When Harikesh Bahadur and Satyavrat Chaturvedi had first gone to Bihar to ascertain Congress workers’ views on the possibility of an alliance with Laloo Yadav, even before one of the speakers had completed the sentence tentatively suggesting the tie-up, the meeting broke into pandemonium.
While fashioning its electoral strategy, the Congress had to take into account the state unit’s strident opposition to the RJD. An alliance could have sent the Congress cadre scurrying to other groups, if the party had limited itself to fighting in only the 25 seats Laloo was offering it.
While that was one compulsion for the Congress, it could not openly ally with Ram Vilas Paswan either and contest all the 243 seats between them, given its reliance on Laloo’s 24 MPs in Delhi. The story would have been different had Nitish Kumar also been part of this alliance, which seemed a possibility at one stage. But this required the ability to take risk and put in place a back-up plan to compensate for Laloo’s 24. That was not a risk the Congress was prepared to take, given the support the Left parties and the NCP were giving Laloo. So the Congress came up with a formula which was neither here nor there — and which left it with only the leftover seats.
The Congress plan in Bihar — to prevent the extinction of its state unit, to keep the central government safe and to rein in Laloo and emerge as king pin in a secular government — went horribly wrong.
But then the party had limited options to play with in Bihar. What is simply incomprehensible is the mess the Congress made in Jharkhand. It allowed a state that was within its reach to slip out of its hands. It announced a unilateral arrangement of seat-sharing only with the JMM without talking to the RJD, when it had fought the 2004 Lok Sabha elections in Jharkhand with all its allies on board and come up with a magnificent showing. To put Laloo in his place, it ended up giving Shibu Soren more seats than was necessary, indirectly acknowledging him as chief ministerial frontrunner, thereby intensifying the factional war inside the JMM and alienating the upper castes in the process — all of which took its own toll.
Above all, Jharkhand underscored the old Congress mindset — the imperious old party, living in the past and resorting to unilateralism. As it is, smaller partners are wary of its big brotherly attitude which should have no place in the coalition age. The truth is that in any coalitional arrangement, the big party has to give, give and give in order to retain power, for it has the highest stakes.
How the Congress behaved with Laloo in Jharkhand has been noted by all UPA constituents. An agitated DMK immediately reacted by giving notice to the Congress to take action against its Union minister E.V.K.S. Elangovan for having the temerity to state that the DMK would have to accept the Congress as its partner in any future government in Tamil Nadu.
The principle of “give and give”, however, also applies to the bigger player in the state. Laloo was being no less cocky when he refused to give Ram Vilas Paswan his due for the RJD’s whopping victory in the 2004 elections. Shibu Soren, who saw himself as a chief ministerial candidate, failed to carry along his senior colleague Stephen Marandi, though a patch-up between the two is now underway.

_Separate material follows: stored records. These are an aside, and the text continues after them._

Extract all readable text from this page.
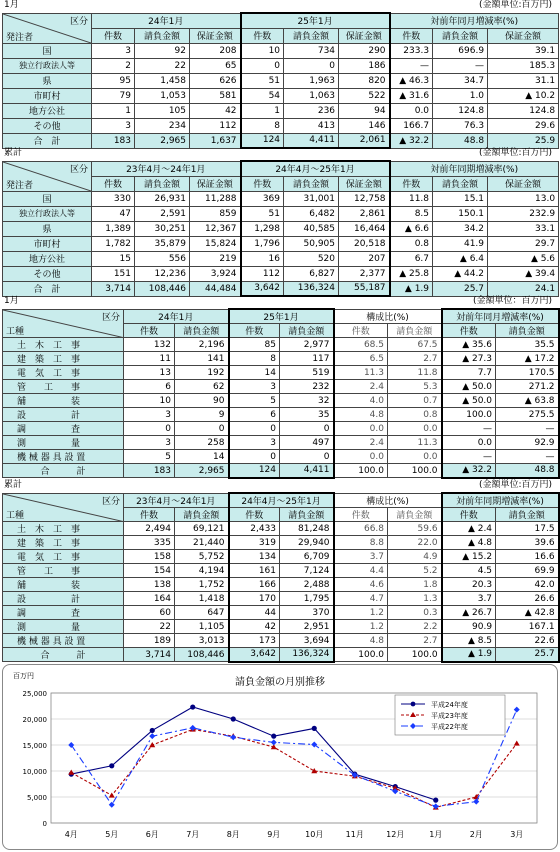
1月	(金額単位:百万円)
区分
発注者	24年1月			25年1月			対前年同月増減率(%)		
	件数	請負金額	保証金額	件数	請負金額	保証金額	件数	請負金額	保証金額
国	3	92	208	10	734	290	233.3	696.9	39.1
独立行政法人等	2	22	65	0	0	186	—	—	185.3
県	95	1,458	626	51	1,963	820	▲ 46.3	34.7	31.1
市町村	79	1,053	581	54	1,063	522	▲ 31.6	1.0	▲ 10.2
地方公社	1	105	42	1	236	94	0.0	124.8	124.8
その他	3	234	112	8	413	146	166.7	76.3	29.6
合　計	183	2,965	1,637	124	4,411	2,061	▲ 32.2	48.8	25.9
累計	(金額単位:百万円)
区分
発注者	23年4月～24年1月			24年4月～25年1月			対前年同期増減率(%)		
	件数	請負金額	保証金額	件数	請負金額	保証金額	件数	請負金額	保証金額
国	330	26,931	11,288	369	31,001	12,758	11.8	15.1	13.0
独立行政法人等	47	2,591	859	51	6,482	2,861	8.5	150.1	232.9
県	1,389	30,251	12,367	1,298	40,585	16,464	▲ 6.6	34.2	33.1
市町村	1,782	35,879	15,824	1,796	50,905	20,518	0.8	41.9	29.7
地方公社	15	556	219	16	520	207	6.7	▲ 6.4	▲ 5.6
その他	151	12,236	3,924	112	6,827	2,377	▲ 25.8	▲ 44.2	▲ 39.4
合　計	3,714	108,446	44,484	3,642	136,324	55,187	▲ 1.9	25.7	24.1
1月	(金額単位：百万円)
区分
工種	24年1月		25年1月		構成比(%)		対前年同月増減率(%)	
	件数	請負金額	件数	請負金額	件数	請負金額	件数	請負金額
土　木　工　事	132	2,196	85	2,977	68.5	67.5	▲ 35.6	35.5
建　築　工　事	11	141	8	117	6.5	2.7	▲ 27.3	▲ 17.2
電　気　工　事	13	192	14	519	11.3	11.8	7.7	170.5
管　　工　　事	6	62	3	232	2.4	5.3	▲ 50.0	271.2
舗　　　　　装	10	90	5	32	4.0	0.7	▲ 50.0	▲ 63.8
設　　　　　計	3	9	6	35	4.8	0.8	100.0	275.5
調　　　　　査	0	0	0	0	0.0	0.0	—	—
測　　　　　量	3	258	3	497	2.4	11.3	0.0	92.9
機 械 器 具 設 置	5	14	0	0	0.0	0.0	—	—
合　　　計	183	2,965	124	4,411	100.0	100.0	▲ 32.2	48.8
累計	(金額単位:百万円)
区分
工種	23年4月～24年1月		24年4月～25年1月		構成比(%)		対前年同期増減率(%)	
	件数	請負金額	件数	請負金額	件数	請負金額	件数	請負金額
土　木　工　事	2,494	69,121	2,433	81,248	66.8	59.6	▲ 2.4	17.5
建　築　工　事	335	21,440	319	29,940	8.8	22.0	▲ 4.8	39.6
電　気　工　事	158	5,752	134	6,709	3.7	4.9	▲ 15.2	16.6
管　　工　　事	154	4,194	161	7,124	4.4	5.2	4.5	69.9
舗　　　　　装	138	1,752	166	2,488	4.6	1.8	20.3	42.0
設　　　　　計	164	1,418	170	1,795	4.7	1.3	3.7	26.6
調　　　　　査	60	647	44	370	1.2	0.3	▲ 26.7	▲ 42.8
測　　　　　量	22	1,105	42	2,951	1.2	2.2	90.9	167.1
機 械 器 具 設 置	189	3,013	173	3,694	4.8	2.7	▲ 8.5	22.6
合　　　計	3,714	108,446	3,642	136,324	100.0	100.0	▲ 1.9	25.7
0
5,000
10,000
15,000
20,000
25,000
4月	5月	6月	7月	8月	9月	10月	11月	12月	1月	2月	3月
平成24年度
平成23年度
平成22年度
請負金額の月別推移
百万円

It is not the poor performance of the Congress in Bihar and Jharkhand which will create problems for the UPA government. On the contrary, this is a reassuring signal to the Congress’s allies, who are happier doing business with a relatively weaker Congress that is dependent on them than with a resurgent party. The Congress’s revival, they know, will be at their expense and this makes them jittery. This is as true of Laloo as it is of Mulayam, and of Shibu and the Left. Had the Congress mopped up many more seats in both states, besides winning Haryana, the regional parties would have intensified their efforts to form a non-BJP, non-Congress Third Front, deepening the divide in the UPA. The Left parties have already started talking about the formation of the Third Front.
Bihar will, however, cast a shadow over the UPA government if two of its senior ministers, Laloo Yadav and Ram Vilas Paswan, continue to bay for each other’s blood. Unless some kind of a truce is effected between the two, Laloo will begin to demand Paswan’s ouster from the UPA and Paswan will prevent the formation of a secular government in Patna.
President’s Rule in Bihar may vindicate Paswan in the sense that he would have successfully prevented Laloo from coming to power. It will give time for new equations to be formed, and even if the LJP chief has to align with Laloo later, there would have been a cooling off period. Central rule may also appear to be a tempting option for the Congress. It may think that it will be able to rule Bihar from Delhi. But in reality it will be the Congress which will get the flak apart from getting caught in the crossfire of its allies. President’s Rule will only embitter Laloo. This is going to be a test of Sonia Gandhi’s leadership.
The biggest casualty of the recent election has been trust between the Congress and Laloo, and it is trust which is the cementing force in any coalition arrangement. This could create problems in the UPA in the future.